Shownotes
Scott walks through a live build session with Chad Coffman, a land investor whose lead system broke when volume spiked. Instead of stopping production or ignoring the problem, Chad triaged it—kept moving, documented the friction, and circled back when he had time.
The friction: Leads were coming in faster than they could respond. Responses were delayed by weeks. The process was manual, inconsistent, and overwhelming.
Applying SCALE:
S — Scope the Solution: Not the entire sales process. Just the initial lead response. One play, not the whole game.
C — Clarify the Flow:
- Email comes in (trigger)
- AI triages the email
- AI pulls from knowledge base (county rules, property info, zoning)
- AI drafts response
- Human reviews and approves
- Response sent via customer's preferred method (email, text)
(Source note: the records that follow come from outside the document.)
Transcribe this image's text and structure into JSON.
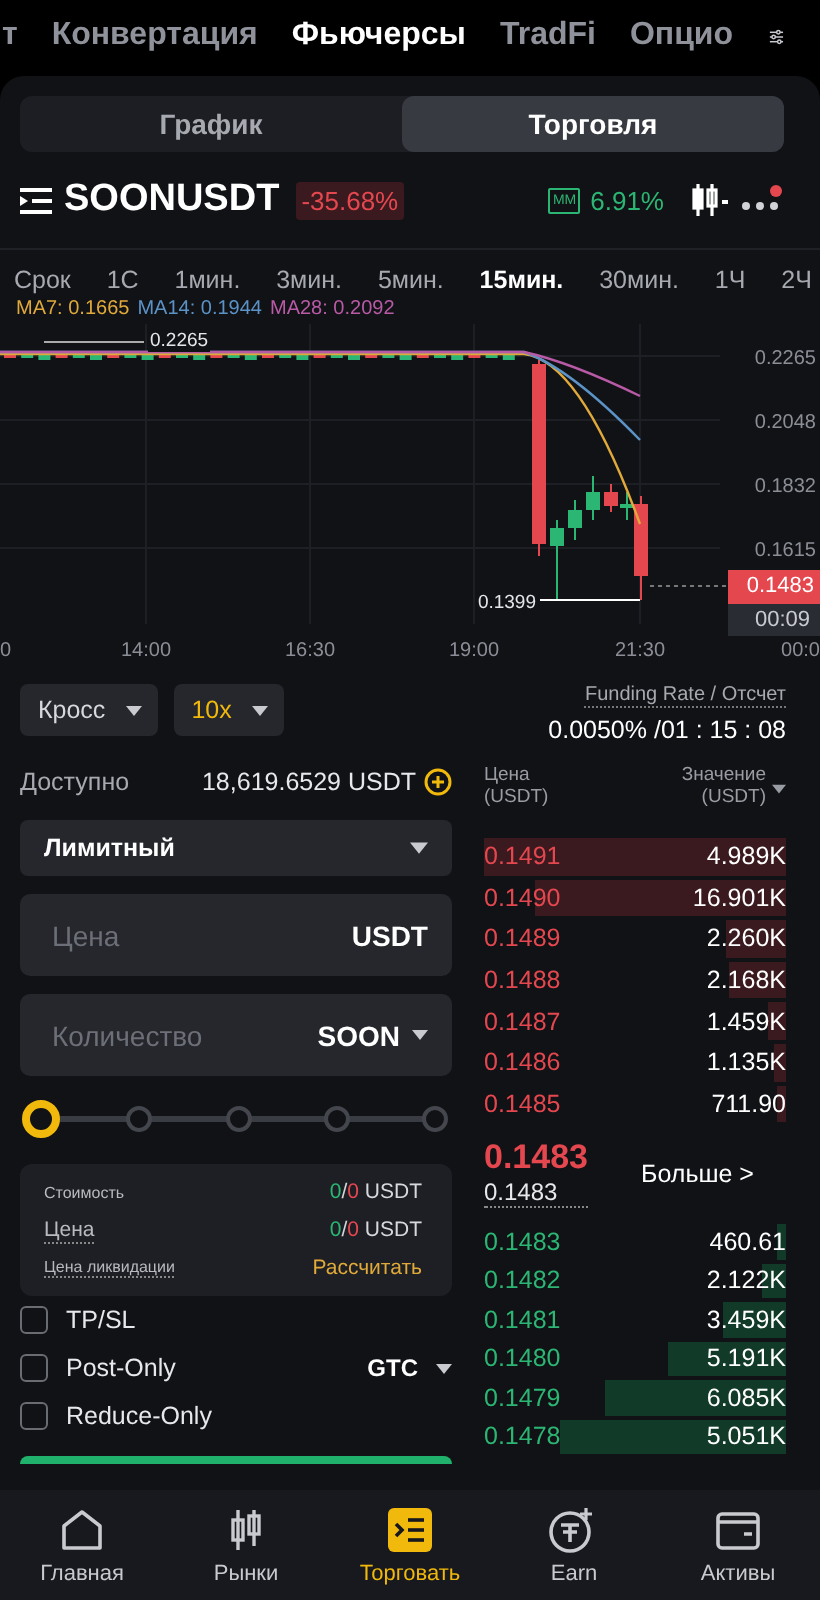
{
  "top_tabs": [
    {
      "label": "т",
      "selected": false
    },
    {
      "label": "Конвертация",
      "selected": false
    },
    {
      "label": "Фьючерсы",
      "selected": true
    },
    {
      "label": "TradFi",
      "selected": false
    },
    {
      "label": "Опцио",
      "selected": false
    }
  ],
  "view_tabs": [
    {
      "label": "График",
      "selected": false
    },
    {
      "label": "Торговля",
      "selected": true
    }
  ],
  "symbol": {
    "name": "SOONUSDT",
    "change": "-35.68%",
    "mm_badge": "MM",
    "mm_rate": "6.91%"
  },
  "timeframes": [
    {
      "label": "Срок",
      "selected": false
    },
    {
      "label": "1С",
      "selected": false
    },
    {
      "label": "1мин.",
      "selected": false
    },
    {
      "label": "3мин.",
      "selected": false
    },
    {
      "label": "5мин.",
      "selected": false
    },
    {
      "label": "15мин.",
      "selected": true
    },
    {
      "label": "30мин.",
      "selected": false
    },
    {
      "label": "1Ч",
      "selected": false
    },
    {
      "label": "2Ч",
      "selected": false
    }
  ],
  "indicators": [
    {
      "label": "MA7: 0.1665",
      "color": "#e0a93a"
    },
    {
      "label": "MA14: 0.1944",
      "color": "#5b93c7"
    },
    {
      "label": "MA28: 0.2092",
      "color": "#b95aa6"
    }
  ],
  "chart": {
    "y_labels": [
      "0.2265",
      "0.2048",
      "0.1832",
      "0.1615"
    ],
    "x_labels": [
      "0",
      "14:00",
      "16:30",
      "19:00",
      "21:30",
      "00:0"
    ],
    "high_label": "0.2265",
    "low_label": "0.1399",
    "last_price": "0.1483",
    "countdown": "00:09"
  },
  "order_form": {
    "margin_mode": "Кросс",
    "leverage": "10x",
    "available_label": "Доступно",
    "available_value": "18,619.6529 USDT",
    "order_type": "Лимитный",
    "price_field": {
      "placeholder": "Цена",
      "unit": "USDT"
    },
    "qty_field": {
      "placeholder": "Количество",
      "unit": "SOON"
    },
    "slider": {
      "level": 0
    },
    "summary": [
      {
        "kind": "split",
        "label": "Стоимость",
        "long": "0",
        "separator": "/",
        "short": "0",
        "unit": "USDT"
      },
      {
        "kind": "split",
        "label": "Цена",
        "long": "0",
        "separator": "/",
        "short": "0",
        "unit": "USDT"
      },
      {
        "kind": "action",
        "label": "Цена ликвидации",
        "action": "Рассчитать"
      }
    ],
    "options": [
      {
        "label": "TP/SL",
        "checked": false
      },
      {
        "label": "Post-Only",
        "checked": false,
        "select": "GTC"
      },
      {
        "label": "Reduce-Only",
        "checked": false
      }
    ]
  },
  "funding": {
    "label": "Funding Rate / Отсчет",
    "value": "0.0050% /01 : 15 : 08"
  },
  "orderbook": {
    "price_header": "Цена (USDT)",
    "value_header": "Значение (USDT)",
    "asks": [
      {
        "price": "0.1491",
        "value": "4.989K"
      },
      {
        "price": "0.1490",
        "value": "16.901K"
      },
      {
        "price": "0.1489",
        "value": "2.260K"
      },
      {
        "price": "0.1488",
        "value": "2.168K"
      },
      {
        "price": "0.1487",
        "value": "1.459K"
      },
      {
        "price": "0.1486",
        "value": "1.135K"
      },
      {
        "price": "0.1485",
        "value": "711.90"
      }
    ],
    "last_price": "0.1483",
    "mark_price": "0.1483",
    "more": "Больше >",
    "bids": [
      {
        "price": "0.1483",
        "value": "460.61"
      },
      {
        "price": "0.1482",
        "value": "2.122K"
      },
      {
        "price": "0.1481",
        "value": "3.459K"
      },
      {
        "price": "0.1480",
        "value": "5.191K"
      },
      {
        "price": "0.1479",
        "value": "6.085K"
      },
      {
        "price": "0.1478",
        "value": "5.051K"
      }
    ]
  },
  "bottom_nav": [
    {
      "label": "Главная",
      "selected": false
    },
    {
      "label": "Рынки",
      "selected": false
    },
    {
      "label": "Торговать",
      "selected": true
    },
    {
      "label": "Earn",
      "selected": false
    },
    {
      "label": "Активы",
      "selected": false
    }
  ]
}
- Human uses newfound time to strengthen the knowledge base
A — Automate the Trigger: Four types of triggers: event, time, condition, manual. Manual is the worst—requires memory. In this case, the trigger is an event: lead submission.
L — Leverage the Data: Plan for failure. How do you know if the email didn't arrive? How do you know if AI failed? Build in regular human checks. Start with humans overseeing, then automate the oversight later—that's a separate play.
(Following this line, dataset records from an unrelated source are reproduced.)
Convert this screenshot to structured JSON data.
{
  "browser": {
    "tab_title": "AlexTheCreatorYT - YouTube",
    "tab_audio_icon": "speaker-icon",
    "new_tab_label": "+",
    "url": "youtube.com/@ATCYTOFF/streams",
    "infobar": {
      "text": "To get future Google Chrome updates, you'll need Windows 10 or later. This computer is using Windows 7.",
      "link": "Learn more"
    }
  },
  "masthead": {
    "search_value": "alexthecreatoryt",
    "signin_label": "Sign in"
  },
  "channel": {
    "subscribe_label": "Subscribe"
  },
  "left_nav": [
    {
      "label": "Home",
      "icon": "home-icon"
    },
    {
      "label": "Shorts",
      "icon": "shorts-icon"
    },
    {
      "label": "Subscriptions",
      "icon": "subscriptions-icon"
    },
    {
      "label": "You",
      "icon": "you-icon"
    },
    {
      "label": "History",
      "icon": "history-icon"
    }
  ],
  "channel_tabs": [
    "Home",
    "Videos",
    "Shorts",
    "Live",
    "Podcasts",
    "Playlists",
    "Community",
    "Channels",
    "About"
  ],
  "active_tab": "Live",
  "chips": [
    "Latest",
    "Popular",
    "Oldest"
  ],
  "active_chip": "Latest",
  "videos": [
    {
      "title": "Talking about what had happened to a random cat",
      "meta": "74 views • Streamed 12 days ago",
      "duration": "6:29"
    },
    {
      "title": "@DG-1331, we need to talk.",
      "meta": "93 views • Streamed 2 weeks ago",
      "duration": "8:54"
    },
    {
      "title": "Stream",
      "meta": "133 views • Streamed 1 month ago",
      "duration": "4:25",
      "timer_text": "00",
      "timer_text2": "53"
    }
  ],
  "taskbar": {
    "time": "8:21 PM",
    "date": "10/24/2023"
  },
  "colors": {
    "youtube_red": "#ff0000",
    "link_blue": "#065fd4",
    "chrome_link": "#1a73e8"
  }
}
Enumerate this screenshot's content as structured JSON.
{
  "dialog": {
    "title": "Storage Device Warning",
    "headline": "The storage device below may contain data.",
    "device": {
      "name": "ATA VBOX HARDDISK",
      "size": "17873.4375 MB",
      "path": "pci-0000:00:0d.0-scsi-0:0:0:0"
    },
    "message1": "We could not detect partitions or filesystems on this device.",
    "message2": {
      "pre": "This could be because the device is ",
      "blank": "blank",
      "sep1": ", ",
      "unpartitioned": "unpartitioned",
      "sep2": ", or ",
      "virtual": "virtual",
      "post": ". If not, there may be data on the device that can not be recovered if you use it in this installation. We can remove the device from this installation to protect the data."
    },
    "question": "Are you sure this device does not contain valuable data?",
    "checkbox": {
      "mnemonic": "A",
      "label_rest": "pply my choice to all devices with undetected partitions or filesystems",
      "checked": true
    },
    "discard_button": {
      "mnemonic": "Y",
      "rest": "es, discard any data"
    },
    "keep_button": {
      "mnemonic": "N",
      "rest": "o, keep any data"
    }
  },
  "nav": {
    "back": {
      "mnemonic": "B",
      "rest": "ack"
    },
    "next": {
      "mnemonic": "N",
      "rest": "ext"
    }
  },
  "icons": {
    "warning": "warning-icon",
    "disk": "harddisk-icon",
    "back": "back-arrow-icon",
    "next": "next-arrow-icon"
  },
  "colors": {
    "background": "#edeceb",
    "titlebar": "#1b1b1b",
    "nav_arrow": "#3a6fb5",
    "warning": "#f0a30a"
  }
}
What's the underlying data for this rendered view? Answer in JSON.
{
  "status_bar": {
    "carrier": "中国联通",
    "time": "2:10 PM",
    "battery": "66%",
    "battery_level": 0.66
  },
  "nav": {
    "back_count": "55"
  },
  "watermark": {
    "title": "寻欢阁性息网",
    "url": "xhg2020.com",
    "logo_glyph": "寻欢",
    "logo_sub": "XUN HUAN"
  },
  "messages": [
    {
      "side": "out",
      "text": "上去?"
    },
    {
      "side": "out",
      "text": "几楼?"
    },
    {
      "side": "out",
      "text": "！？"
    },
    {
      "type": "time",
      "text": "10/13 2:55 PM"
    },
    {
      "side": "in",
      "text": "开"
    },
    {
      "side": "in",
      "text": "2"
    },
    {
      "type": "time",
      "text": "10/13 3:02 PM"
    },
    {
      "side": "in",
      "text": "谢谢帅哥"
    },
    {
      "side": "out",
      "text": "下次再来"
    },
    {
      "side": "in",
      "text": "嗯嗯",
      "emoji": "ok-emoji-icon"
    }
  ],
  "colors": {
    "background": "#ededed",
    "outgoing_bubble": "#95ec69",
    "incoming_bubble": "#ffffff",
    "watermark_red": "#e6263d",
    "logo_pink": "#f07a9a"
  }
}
E — Elevate the Experience: AI should sound like Chad and Cindy, not a robot. Build a voice guide. Create feedback loops so AI improves over time. Make sure error messages are human-readable, not "Signal 19."
Key insights:
- "We're not trying to boil the ocean. We're running one play."
- "The time you gain from automation is shifted—use it to strengthen the knowledge base."
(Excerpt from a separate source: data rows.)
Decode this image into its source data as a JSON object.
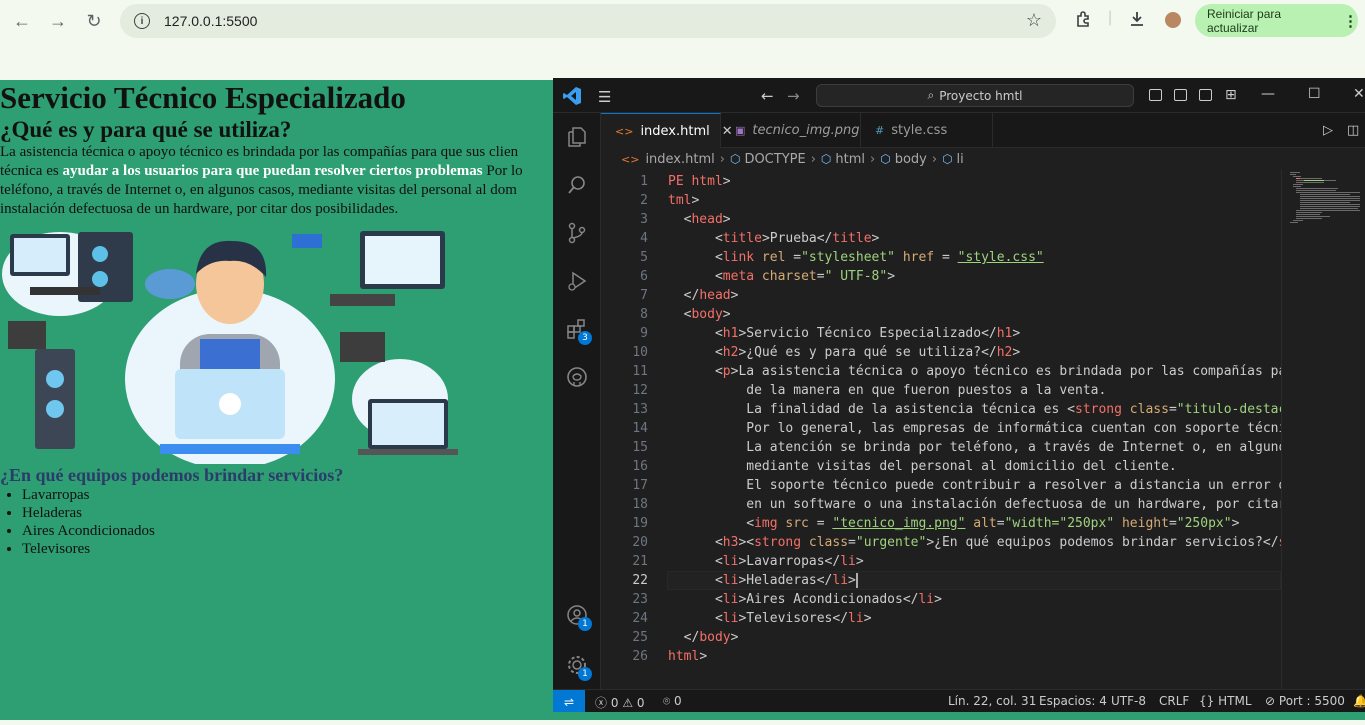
{
  "browser": {
    "url": "127.0.0.1:5500",
    "restart_label": "Reiniciar para actualizar"
  },
  "page": {
    "h1": "Servicio Técnico Especializado",
    "h2": "¿Qué es y para qué se utiliza?",
    "p_line1": "La asistencia técnica o apoyo técnico es brindada por las compañías para que sus clien",
    "p_line2_pre": "técnica es ",
    "p_line2_strong": "ayudar a los usuarios para que puedan resolver ciertos problemas",
    "p_line2_post": " Por lo",
    "p_line3": "teléfono, a través de Internet o, en algunos casos, mediante visitas del personal al dom",
    "p_line4": "instalación defectuosa de un hardware, por citar dos posibilidades.",
    "h3": "¿En qué equipos podemos brindar servicios?",
    "list": [
      "Lavarropas",
      "Heladeras",
      "Aires Acondicionados",
      "Televisores"
    ]
  },
  "vscode": {
    "search_label": "Proyecto hmtl",
    "tabs": [
      {
        "label": "index.html",
        "active": true
      },
      {
        "label": "tecnico_img.png",
        "active": false
      },
      {
        "label": "style.css",
        "active": false
      }
    ],
    "breadcrumb": [
      "index.html",
      "DOCTYPE",
      "html",
      "body",
      "li"
    ],
    "activity_badges": {
      "extensions": "3",
      "accounts": "1",
      "settings": "1"
    },
    "current_line": 22,
    "line_numbers": [
      "1",
      "2",
      "3",
      "4",
      "5",
      "6",
      "7",
      "8",
      "9",
      "10",
      "11",
      "12",
      "13",
      "14",
      "15",
      "16",
      "17",
      "18",
      "19",
      "20",
      "21",
      "22",
      "23",
      "24",
      "25",
      "26"
    ],
    "status": {
      "errors": "0",
      "warnings": "0",
      "ports": "0",
      "position": "Lín. 22, col. 31",
      "spaces": "Espacios: 4",
      "encoding": "UTF-8",
      "eol": "CRLF",
      "language": "HTML",
      "port": "Port : 5500"
    },
    "code": [
      [
        [
          "tg",
          "PE html"
        ],
        [
          "",
          "&gt;"
        ]
      ],
      [
        [
          "tg",
          "tml"
        ],
        [
          "",
          "&gt;"
        ]
      ],
      [
        [
          "",
          "  &lt;"
        ],
        [
          "tg",
          "head"
        ],
        [
          "",
          "&gt;"
        ]
      ],
      [
        [
          "",
          "      &lt;"
        ],
        [
          "tg",
          "title"
        ],
        [
          "",
          "&gt;Prueba&lt;/"
        ],
        [
          "tg",
          "title"
        ],
        [
          "",
          "&gt;"
        ]
      ],
      [
        [
          "",
          "      &lt;"
        ],
        [
          "tg",
          "link"
        ],
        [
          "at",
          " rel"
        ],
        [
          "",
          " ="
        ],
        [
          "st",
          "\"stylesheet\""
        ],
        [
          "at",
          " href"
        ],
        [
          "",
          " = "
        ],
        [
          "st lk",
          "\"style.css\""
        ]
      ],
      [
        [
          "",
          "      &lt;"
        ],
        [
          "tg",
          "meta"
        ],
        [
          "at",
          " charset"
        ],
        [
          "",
          "="
        ],
        [
          "st",
          "\" UTF-8\""
        ],
        [
          "",
          "&gt;"
        ]
      ],
      [
        [
          "",
          "  &lt;/"
        ],
        [
          "tg",
          "head"
        ],
        [
          "",
          "&gt;"
        ]
      ],
      [
        [
          "",
          "  &lt;"
        ],
        [
          "tg",
          "body"
        ],
        [
          "",
          "&gt;"
        ]
      ],
      [
        [
          "",
          "      &lt;"
        ],
        [
          "tg",
          "h1"
        ],
        [
          "",
          "&gt;Servicio Técnico Especializado&lt;/"
        ],
        [
          "tg",
          "h1"
        ],
        [
          "",
          "&gt;"
        ]
      ],
      [
        [
          "",
          "      &lt;"
        ],
        [
          "tg",
          "h2"
        ],
        [
          "",
          "&gt;¿Qué es y para qué se utiliza?&lt;/"
        ],
        [
          "tg",
          "h2"
        ],
        [
          "",
          "&gt;"
        ]
      ],
      [
        [
          "",
          "      &lt;"
        ],
        [
          "tg",
          "p"
        ],
        [
          "",
          "&gt;La asistencia técnica o apoyo técnico es brindada por las compañías par"
        ]
      ],
      [
        [
          "",
          "          de la manera en que fueron puestos a la venta."
        ]
      ],
      [
        [
          "",
          "          La finalidad de la asistencia técnica es &lt;"
        ],
        [
          "tg",
          "strong"
        ],
        [
          "at",
          " class"
        ],
        [
          "",
          "="
        ],
        [
          "st",
          "\"titulo-destaca"
        ]
      ],
      [
        [
          "",
          "          Por lo general, las empresas de informática cuentan con soporte técnic"
        ]
      ],
      [
        [
          "",
          "          La atención se brinda por teléfono, a través de Internet o, en algunos"
        ]
      ],
      [
        [
          "",
          "          mediante visitas del personal al domicilio del cliente."
        ]
      ],
      [
        [
          "",
          "          El soporte técnico puede contribuir a resolver a distancia un error de"
        ]
      ],
      [
        [
          "",
          "          en un software o una instalación defectuosa de un hardware, por citar"
        ]
      ],
      [
        [
          "",
          "          &lt;"
        ],
        [
          "tg",
          "img"
        ],
        [
          "at",
          " src"
        ],
        [
          "",
          " = "
        ],
        [
          "st lk",
          "\"tecnico_img.png\""
        ],
        [
          "at",
          " alt"
        ],
        [
          "",
          "="
        ],
        [
          "st",
          "\"width=\"250px\""
        ],
        [
          "at",
          " height"
        ],
        [
          "",
          "="
        ],
        [
          "st",
          "\"250px\""
        ],
        [
          "",
          "&gt;"
        ]
      ],
      [
        [
          "",
          "      &lt;"
        ],
        [
          "tg",
          "h3"
        ],
        [
          "",
          "&gt;&lt;"
        ],
        [
          "tg",
          "strong"
        ],
        [
          "at",
          " class"
        ],
        [
          "",
          "="
        ],
        [
          "st",
          "\"urgente\""
        ],
        [
          "",
          "&gt;¿En qué equipos podemos brindar servicios?&lt;/"
        ],
        [
          "tg",
          "st"
        ]
      ],
      [
        [
          "",
          "      &lt;"
        ],
        [
          "tg",
          "li"
        ],
        [
          "",
          "&gt;Lavarropas&lt;/"
        ],
        [
          "tg",
          "li"
        ],
        [
          "",
          "&gt;"
        ]
      ],
      [
        [
          "",
          "      &lt;"
        ],
        [
          "tg",
          "li"
        ],
        [
          "",
          "&gt;Heladeras&lt;/"
        ],
        [
          "tg",
          "li"
        ],
        [
          "",
          "&gt;"
        ]
      ],
      [
        [
          "",
          "      &lt;"
        ],
        [
          "tg",
          "li"
        ],
        [
          "",
          "&gt;Aires Acondicionados&lt;/"
        ],
        [
          "tg",
          "li"
        ],
        [
          "",
          "&gt;"
        ]
      ],
      [
        [
          "",
          "      &lt;"
        ],
        [
          "tg",
          "li"
        ],
        [
          "",
          "&gt;Televisores&lt;/"
        ],
        [
          "tg",
          "li"
        ],
        [
          "",
          "&gt;"
        ]
      ],
      [
        [
          "",
          "  &lt;/"
        ],
        [
          "tg",
          "body"
        ],
        [
          "",
          "&gt;"
        ]
      ],
      [
        [
          "tg",
          "html"
        ],
        [
          "",
          "&gt;"
        ]
      ]
    ]
  }
}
- "If you just threw a person into your business with no training, that's what throwing AI at something looks like."
- "There will be a competitive advantage to dealing with a human instead of a robot."
The 40-minute investment: Planning the framework before building saves you from building the wrong thing.
Your action: Pick one friction. Apply SCALE. Scope it to one play. Clarify the flow before you touch any tools.